The statement appeared designed to reassure union members that their negotiators would not buckle as talks focus on big-ticket economic items like wages, health care, pensions and the terms covering the thousands of UPS part-timers.
The union has said its members, including those who sort, load and deliver more than 13 million packages a day, will strike if there is no deal by the time its current contract expires on July 31.
A strike in 1997 shut the company down for 15 days, shaking the nearly century-old UPS’s record for reliability and costing it $750 million in lost revenue. A major issue in those talks was the union’s goal of converting more part-time jobs into full-time jobs, which have higher pay and better benefits.

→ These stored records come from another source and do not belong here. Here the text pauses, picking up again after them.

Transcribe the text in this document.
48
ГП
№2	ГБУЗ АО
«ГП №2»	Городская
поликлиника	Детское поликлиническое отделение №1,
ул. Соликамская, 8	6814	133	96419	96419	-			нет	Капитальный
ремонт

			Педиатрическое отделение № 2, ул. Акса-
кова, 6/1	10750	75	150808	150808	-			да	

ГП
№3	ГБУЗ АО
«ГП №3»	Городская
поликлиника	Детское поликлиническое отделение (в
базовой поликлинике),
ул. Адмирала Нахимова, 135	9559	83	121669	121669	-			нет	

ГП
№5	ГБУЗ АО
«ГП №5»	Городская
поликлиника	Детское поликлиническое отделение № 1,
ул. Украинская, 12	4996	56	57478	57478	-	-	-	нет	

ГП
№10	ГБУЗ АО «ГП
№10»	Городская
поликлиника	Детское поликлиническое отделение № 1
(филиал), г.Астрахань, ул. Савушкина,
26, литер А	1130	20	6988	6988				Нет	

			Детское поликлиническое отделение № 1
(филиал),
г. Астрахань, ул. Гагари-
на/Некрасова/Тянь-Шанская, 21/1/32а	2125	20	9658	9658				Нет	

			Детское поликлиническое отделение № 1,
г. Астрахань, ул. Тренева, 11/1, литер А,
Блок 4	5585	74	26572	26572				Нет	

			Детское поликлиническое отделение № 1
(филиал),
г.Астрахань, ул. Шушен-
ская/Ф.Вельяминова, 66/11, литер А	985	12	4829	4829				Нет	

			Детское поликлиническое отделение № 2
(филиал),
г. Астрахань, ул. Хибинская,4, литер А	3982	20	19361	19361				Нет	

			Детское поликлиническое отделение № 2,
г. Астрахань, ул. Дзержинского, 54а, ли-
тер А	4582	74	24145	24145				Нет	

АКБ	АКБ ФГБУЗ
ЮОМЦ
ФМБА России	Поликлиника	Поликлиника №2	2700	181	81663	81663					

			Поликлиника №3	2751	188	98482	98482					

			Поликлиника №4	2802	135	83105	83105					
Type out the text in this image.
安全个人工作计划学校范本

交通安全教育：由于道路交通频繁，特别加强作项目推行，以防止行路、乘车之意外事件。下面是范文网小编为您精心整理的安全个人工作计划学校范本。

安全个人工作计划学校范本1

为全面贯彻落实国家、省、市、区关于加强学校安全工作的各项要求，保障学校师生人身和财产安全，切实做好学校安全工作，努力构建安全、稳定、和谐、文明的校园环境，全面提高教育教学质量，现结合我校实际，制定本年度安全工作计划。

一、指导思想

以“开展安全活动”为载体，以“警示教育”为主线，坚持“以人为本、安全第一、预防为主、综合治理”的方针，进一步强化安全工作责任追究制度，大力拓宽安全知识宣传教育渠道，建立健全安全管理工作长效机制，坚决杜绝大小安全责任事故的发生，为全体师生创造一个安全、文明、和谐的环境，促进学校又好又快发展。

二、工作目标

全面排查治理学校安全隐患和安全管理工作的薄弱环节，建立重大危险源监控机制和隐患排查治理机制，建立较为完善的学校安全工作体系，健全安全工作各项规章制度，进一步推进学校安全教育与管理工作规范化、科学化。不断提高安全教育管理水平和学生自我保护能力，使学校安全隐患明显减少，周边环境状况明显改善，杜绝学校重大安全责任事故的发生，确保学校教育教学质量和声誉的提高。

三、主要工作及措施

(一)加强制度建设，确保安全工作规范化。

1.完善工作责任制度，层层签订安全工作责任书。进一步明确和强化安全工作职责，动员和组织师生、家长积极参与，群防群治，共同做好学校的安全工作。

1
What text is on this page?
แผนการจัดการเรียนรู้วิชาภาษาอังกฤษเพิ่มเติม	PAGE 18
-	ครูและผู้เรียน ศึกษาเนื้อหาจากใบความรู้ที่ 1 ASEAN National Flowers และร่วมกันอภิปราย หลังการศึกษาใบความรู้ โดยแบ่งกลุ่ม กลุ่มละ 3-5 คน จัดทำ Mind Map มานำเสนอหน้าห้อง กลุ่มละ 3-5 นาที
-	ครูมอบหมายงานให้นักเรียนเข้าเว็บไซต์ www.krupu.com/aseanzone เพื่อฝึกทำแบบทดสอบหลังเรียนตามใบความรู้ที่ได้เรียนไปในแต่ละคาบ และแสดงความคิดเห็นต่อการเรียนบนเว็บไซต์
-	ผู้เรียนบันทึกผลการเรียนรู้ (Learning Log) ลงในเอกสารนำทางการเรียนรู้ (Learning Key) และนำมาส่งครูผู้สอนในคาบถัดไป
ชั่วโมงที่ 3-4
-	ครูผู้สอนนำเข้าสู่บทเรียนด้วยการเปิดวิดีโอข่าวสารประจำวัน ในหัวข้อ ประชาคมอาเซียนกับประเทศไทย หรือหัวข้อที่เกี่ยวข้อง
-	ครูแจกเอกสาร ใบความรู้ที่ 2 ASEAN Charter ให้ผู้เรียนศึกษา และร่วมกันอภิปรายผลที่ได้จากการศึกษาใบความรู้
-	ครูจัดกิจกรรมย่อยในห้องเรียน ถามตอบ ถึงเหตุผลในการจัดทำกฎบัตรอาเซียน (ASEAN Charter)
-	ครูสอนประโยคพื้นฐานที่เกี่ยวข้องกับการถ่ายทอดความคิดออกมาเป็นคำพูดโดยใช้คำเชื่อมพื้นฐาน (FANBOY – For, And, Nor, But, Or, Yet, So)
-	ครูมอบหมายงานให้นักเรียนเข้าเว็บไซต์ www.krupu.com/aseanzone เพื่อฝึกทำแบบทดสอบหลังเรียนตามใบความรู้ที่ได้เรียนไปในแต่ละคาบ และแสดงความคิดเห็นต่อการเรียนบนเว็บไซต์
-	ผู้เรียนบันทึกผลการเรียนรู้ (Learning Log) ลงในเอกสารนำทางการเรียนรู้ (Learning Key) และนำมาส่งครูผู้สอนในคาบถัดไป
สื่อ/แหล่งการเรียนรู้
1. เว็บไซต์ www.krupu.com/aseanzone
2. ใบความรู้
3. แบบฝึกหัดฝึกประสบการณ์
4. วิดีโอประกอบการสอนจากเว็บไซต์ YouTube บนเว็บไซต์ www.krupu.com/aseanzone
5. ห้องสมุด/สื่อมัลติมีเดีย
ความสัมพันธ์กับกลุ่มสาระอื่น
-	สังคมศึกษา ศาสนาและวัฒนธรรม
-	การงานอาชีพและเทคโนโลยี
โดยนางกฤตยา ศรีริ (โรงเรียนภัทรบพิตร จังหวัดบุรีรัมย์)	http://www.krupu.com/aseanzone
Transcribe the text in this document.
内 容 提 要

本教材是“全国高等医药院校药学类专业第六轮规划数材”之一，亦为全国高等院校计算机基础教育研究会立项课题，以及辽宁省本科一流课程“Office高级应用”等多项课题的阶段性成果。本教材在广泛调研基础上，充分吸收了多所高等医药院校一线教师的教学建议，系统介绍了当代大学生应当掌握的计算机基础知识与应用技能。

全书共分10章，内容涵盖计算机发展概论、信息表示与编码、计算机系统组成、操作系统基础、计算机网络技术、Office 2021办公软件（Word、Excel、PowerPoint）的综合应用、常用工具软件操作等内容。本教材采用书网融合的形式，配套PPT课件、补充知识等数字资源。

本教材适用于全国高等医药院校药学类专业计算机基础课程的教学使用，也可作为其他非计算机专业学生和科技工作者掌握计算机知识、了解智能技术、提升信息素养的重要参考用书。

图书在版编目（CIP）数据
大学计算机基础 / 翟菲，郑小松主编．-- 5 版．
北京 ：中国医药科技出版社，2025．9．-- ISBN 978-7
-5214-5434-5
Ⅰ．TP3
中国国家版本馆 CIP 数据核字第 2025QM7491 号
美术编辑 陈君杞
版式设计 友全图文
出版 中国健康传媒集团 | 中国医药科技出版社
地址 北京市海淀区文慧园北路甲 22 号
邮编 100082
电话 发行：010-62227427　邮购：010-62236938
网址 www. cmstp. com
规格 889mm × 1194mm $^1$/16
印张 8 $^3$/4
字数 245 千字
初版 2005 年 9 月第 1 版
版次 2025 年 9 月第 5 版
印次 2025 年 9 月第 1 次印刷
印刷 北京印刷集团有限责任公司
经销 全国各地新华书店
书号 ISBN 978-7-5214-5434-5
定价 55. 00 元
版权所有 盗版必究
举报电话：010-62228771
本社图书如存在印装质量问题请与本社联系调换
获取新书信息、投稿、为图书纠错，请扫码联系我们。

Although Hoffa said the two sides were still apart, he cited progress that had been made in resolving an array of secondary issues and refrained from criticizing UPS managers.
If a settlement is not reached over the weekend, he said he would continue to bargain. Although Hoffa has made sporadic appearances at the bargaining table since the talks began in January, becoming personally involved at this critical point adds a note of urgency to the process.
BIGGEST PRIVATE SECTOR CONTRACT
The UPS contract is not only the biggest for the 1.4 million-member International Brotherhood of Teamsters, it is also the biggest in the private sector to come up for renegotiation this year.
“The contract settlement between the Teamsters and UPS will set the tone for collective bargaining and the conditions of working people throughout the United States and Canada,” Hoffa said. “We take this responsibility very seriously.”
Union bargaining goals are to maintain UPS workers’ full health care coverage, increase pension contributions, raise wages by more than they were raised in the last contract and convert more UPS part-time workers into full-timers.
Teamsters Union spokesman Bret Caldwell said the union has secured a $100 million line of credit to cover strike benefits that range from $85 to $230 a week.